Last week I saw a couple of videos of Lindsay Ridgeway working with his Golden Retrievers, Lumi (age 4) and Laddie (age 4 months). Lindsay dislikes coercive training methods just as I do. The "Pinball Drill" shown in these videos is an exercise that Lindsay is using to teach the dogs the "handling" cues to direct them to retrieves in the field. I can see that such fine control to direct the dog at a distance would be just as useful in PWD waterwork. Whether its dead birds, or fishing gear, a retrieve is a retrieve, right?

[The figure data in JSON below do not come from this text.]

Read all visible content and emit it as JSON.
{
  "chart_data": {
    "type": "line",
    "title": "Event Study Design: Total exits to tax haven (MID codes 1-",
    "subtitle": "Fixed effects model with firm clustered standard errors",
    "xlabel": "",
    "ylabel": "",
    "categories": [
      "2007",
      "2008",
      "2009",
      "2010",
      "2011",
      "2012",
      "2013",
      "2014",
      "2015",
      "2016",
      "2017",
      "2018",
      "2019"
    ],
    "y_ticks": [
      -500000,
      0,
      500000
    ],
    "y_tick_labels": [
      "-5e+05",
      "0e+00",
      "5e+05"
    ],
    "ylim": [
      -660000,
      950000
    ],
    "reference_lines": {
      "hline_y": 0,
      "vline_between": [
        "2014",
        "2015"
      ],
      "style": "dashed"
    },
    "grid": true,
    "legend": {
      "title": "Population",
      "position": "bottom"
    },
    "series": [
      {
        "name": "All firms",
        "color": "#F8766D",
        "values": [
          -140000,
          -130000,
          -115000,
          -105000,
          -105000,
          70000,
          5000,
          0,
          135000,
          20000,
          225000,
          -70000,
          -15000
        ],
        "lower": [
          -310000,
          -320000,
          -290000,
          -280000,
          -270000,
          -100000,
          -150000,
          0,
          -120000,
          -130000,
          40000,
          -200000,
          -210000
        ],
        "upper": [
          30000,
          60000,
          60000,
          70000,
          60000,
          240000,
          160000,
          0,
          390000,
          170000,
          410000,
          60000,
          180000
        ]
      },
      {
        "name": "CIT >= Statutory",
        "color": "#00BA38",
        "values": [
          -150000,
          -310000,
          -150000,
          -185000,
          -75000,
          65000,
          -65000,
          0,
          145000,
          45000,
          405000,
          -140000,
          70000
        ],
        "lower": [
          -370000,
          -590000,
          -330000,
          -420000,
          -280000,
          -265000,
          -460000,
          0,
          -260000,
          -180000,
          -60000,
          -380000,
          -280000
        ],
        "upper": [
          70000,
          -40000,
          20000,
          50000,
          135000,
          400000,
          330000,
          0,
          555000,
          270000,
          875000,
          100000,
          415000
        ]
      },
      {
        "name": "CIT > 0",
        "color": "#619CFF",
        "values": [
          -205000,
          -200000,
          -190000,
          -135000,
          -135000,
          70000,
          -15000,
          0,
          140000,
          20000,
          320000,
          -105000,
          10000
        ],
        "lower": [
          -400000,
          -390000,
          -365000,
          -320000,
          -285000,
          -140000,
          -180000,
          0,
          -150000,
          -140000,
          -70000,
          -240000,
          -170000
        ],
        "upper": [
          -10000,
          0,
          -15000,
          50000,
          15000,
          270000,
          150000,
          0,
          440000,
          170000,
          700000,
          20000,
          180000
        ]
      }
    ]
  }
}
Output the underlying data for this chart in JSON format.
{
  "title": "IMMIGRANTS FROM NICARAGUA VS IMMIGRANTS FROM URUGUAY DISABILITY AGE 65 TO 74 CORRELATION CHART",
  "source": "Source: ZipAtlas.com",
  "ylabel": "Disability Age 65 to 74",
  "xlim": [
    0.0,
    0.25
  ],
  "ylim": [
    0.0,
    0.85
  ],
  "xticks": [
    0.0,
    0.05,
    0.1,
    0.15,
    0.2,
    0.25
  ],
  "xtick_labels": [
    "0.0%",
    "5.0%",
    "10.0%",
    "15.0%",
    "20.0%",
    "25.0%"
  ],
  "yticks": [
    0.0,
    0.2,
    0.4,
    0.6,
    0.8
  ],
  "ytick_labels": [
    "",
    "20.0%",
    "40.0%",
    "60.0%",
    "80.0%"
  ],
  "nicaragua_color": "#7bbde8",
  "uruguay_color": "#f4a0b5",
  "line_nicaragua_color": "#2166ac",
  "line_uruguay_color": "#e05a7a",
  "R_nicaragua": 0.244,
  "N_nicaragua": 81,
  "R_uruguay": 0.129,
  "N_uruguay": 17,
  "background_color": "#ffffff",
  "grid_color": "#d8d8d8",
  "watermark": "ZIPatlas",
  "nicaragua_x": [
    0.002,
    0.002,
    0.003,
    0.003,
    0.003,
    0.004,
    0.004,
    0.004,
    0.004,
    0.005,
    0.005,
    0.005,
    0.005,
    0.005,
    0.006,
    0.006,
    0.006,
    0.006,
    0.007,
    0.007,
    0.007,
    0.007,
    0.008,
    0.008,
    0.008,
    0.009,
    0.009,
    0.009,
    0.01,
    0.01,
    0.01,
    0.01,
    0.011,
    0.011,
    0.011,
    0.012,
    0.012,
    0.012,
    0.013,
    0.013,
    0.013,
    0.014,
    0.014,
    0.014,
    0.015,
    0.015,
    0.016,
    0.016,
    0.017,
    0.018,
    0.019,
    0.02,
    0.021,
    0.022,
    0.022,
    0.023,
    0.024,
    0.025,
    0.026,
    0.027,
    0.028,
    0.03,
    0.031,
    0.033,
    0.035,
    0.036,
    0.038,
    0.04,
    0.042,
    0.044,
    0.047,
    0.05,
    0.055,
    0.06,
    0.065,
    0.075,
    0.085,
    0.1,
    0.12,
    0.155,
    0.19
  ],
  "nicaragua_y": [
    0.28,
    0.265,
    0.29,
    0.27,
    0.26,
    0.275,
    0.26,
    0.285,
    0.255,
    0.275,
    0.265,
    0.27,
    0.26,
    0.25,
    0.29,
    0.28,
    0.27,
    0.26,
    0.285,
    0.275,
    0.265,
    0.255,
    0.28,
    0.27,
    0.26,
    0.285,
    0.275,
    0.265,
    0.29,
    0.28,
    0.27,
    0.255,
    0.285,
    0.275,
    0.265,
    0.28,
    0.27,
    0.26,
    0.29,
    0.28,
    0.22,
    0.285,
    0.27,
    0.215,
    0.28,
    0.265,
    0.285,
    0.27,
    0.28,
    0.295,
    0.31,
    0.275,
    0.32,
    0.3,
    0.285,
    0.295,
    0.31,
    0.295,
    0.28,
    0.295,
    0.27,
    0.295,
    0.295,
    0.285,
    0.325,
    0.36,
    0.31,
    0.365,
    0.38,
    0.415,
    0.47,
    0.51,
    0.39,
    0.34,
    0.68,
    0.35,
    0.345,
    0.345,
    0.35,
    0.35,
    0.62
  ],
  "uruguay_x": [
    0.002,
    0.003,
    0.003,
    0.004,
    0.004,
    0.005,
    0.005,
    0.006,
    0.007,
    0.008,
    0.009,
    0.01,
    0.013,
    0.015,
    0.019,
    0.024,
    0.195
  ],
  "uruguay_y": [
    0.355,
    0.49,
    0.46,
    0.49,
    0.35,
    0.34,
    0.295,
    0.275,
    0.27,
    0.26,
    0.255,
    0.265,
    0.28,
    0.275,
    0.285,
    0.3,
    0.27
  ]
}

I joined the Dog Trek group so that I could learn more about this pinball drill, and how Lindsay trained it. He provided an excellent explanation. For me, teaching the whistle sit is the first step. The whistle sit is used to cue the dog to stop and visually check in with the handler for a new directional cue. When the dogs are working in the water, they apparently have no problem translating the "sit" as stop and swim in a tight little circle to check in for another hand signal. I got out the whistle which I once used for teaching sailing to 10 year olds, and we got to work. Right now, I am continuing this work, trying for more distance. At greater distances, Emma has a tendency to want to step toward me before sitting, so we are working on that, reinforcing only the prompt sits, ignoring the traveling sits.

An unanticipated minor problem: now when Emma sees me with the whistle she starts offering uncued sits.

Here are the LL&L videos:



Laddie, at only 4 months then, is astonishing! Such a great testament to clicker training.



And Lumi is such perfection, she is a joy to watch.